If Johnny Manziel‘s Heisman Moment came in totaling 345 yards of offense against the Crimson Tide in 2012, and Cam Newton sealed his with a comeback over Alabama in 2010 — with 255 yards — Burrow walking out of Tuscaloosa with 457 yards and a streak-busting victory served as much a coronation as you can get before Thanksgiving hits.

Before we go any further, it is worth noting while Burrow has solidified his position, we have seen November collapses before.

Mississippi State’s Dak Prescott was in the driver’s seat at this same point in 2014 behind the strength of three top-10 wins, only to lose at then-No. 5 Alabama on Nov. 15 and wound up eighth in a vote claimed by Oregon’s Marcus Mariota. Similarly, Collin Klein had put Kansas State on his back and pushed it to No. 2 in the rankings by Nov. 10, only to have a loss in the 11th game of the season — a stunner vs. unranked Baylor — spoil a campaign that ended in a third-place behind Manziel.

But beyond LSU’s dominance and a schedule that ahead of the SEC Championship Game has four-win Ole Miss, two-win Arkansas and Texas A&M — which has lost three games to ranked opponents by an average of 13.6 points — remaining, Burrow’s standing is also buoyed by a dwindling list of legitimate contenders.
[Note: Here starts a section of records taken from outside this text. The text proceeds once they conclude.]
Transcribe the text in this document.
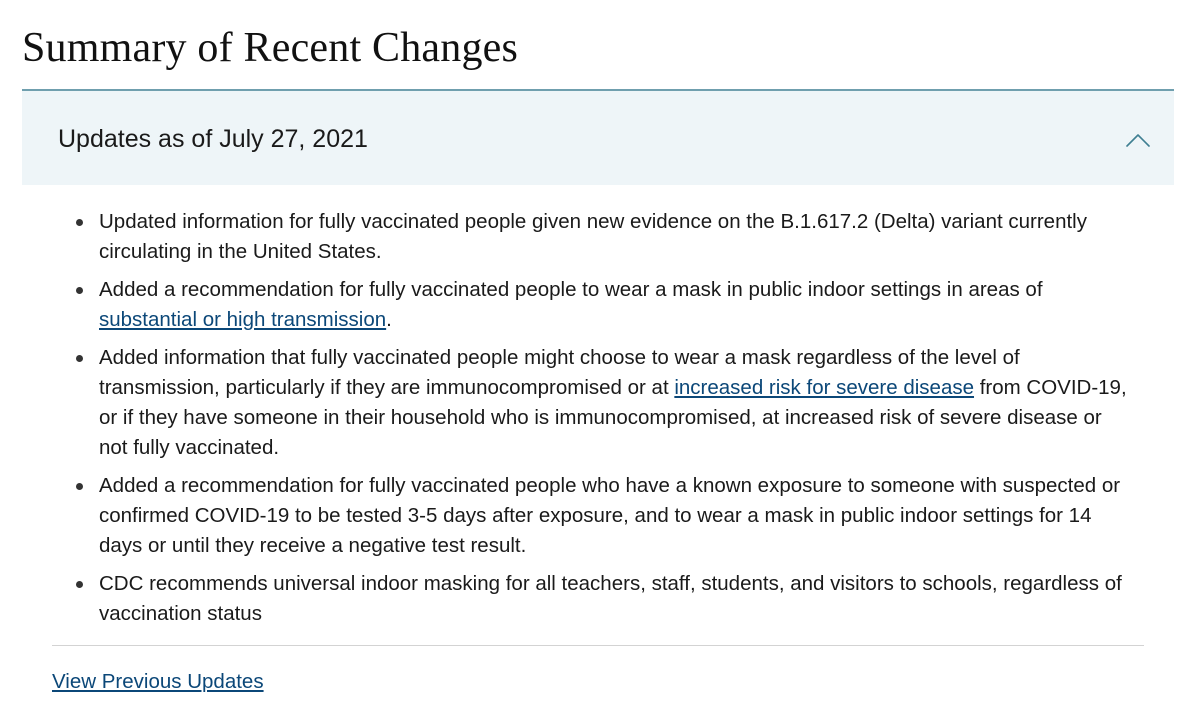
Summary of Recent Changes
Updates as of July 27, 2021
Updated information for fully vaccinated people given new evidence on the B.1.617.2 (Delta) variant currently circulating in the United States.
Added a recommendation for fully vaccinated people to wear a mask in public indoor settings in areas of substantial or high transmission.
Added information that fully vaccinated people might choose to wear a mask regardless of the level of transmission, particularly if they are immunocompromised or at increased risk for severe disease from COVID-19, or if they have someone in their household who is immunocompromised, at increased risk of severe disease or not fully vaccinated.
Added a recommendation for fully vaccinated people who have a known exposure to someone with suspected or confirmed COVID-19 to be tested 3-5 days after exposure, and to wear a mask in public indoor settings for 14 days or until they receive a negative test result.
CDC recommends universal indoor masking for all teachers, staff, students, and visitors to schools, regardless of vaccination status
View Previous Updates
At the season’s halfway point, it appeared there were only five players who could realistically win: Burrow, Ohio State’s Justin Fields, Oklahoma’s Jalen Hurts, Alabama’s Tua Tagovailoa and Wisconsin’s Jonathan Taylor, while the Buckeyes’ Chase Young was making some noise as that rare defensive player.
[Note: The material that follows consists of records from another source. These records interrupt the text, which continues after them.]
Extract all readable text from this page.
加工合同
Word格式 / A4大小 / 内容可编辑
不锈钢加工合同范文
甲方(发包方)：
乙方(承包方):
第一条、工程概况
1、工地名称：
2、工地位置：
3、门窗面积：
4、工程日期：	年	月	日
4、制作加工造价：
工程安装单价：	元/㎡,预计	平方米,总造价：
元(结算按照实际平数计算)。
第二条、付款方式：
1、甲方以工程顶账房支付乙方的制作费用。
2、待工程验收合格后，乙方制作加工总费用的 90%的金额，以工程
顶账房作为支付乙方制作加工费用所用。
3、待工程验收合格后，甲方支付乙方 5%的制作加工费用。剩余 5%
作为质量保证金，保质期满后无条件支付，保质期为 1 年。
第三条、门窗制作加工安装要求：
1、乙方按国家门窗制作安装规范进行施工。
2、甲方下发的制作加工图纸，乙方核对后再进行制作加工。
Tagovailoa, along with the loss head-to-head vs. Burrow has missed a game (something no winner has done since Florida State’s Charlie Ward in 1993); Hurts has the numbers in ranking second in FBS with 3,611 total yards, but his team is ranked 10th and currently on the outside looking in at the CFP party (which every winner except Louisville’s Lamar Jackson has taken part in since its inception); and Taylor has mixed good performances with bad, including a mere 52 yards vs. Ohio State. Then there’s Young, who, whether you put any stock in a strictly defensive player ever having a chance — which this voter doesn’t — is out of the running with his suspension.

That leaves Fields.

His team very much in the College Football Playoff hunt and with two ranked opponents in No. 9 Penn State and No. 15 Michigan remaining (and a likely showdown with No. 8 Minnesota for the Big Ten crown), the Buckeyes quarterback is the only logical challenger to Burrow. That said, Fields is on pace — even with a conference championship game appearance — for a mere 3,186 total yards to go with 49 touchdowns, the yardage a red flag as it’s over 1,400 below the average for Heisman-winning passers this decade.

LSU has had just one quarterback finish in the top four in voting — Bert Jones in 1972 — and has never had a passer reach New York as a finalist.

At a minimum, Burrow is going to overcome both of those distinctions and he may have given us a reality where there are only two storylines worth watching in this Heisman race: who finishes second, and just how big the Tigers quarterback’s margin of victory is going to be.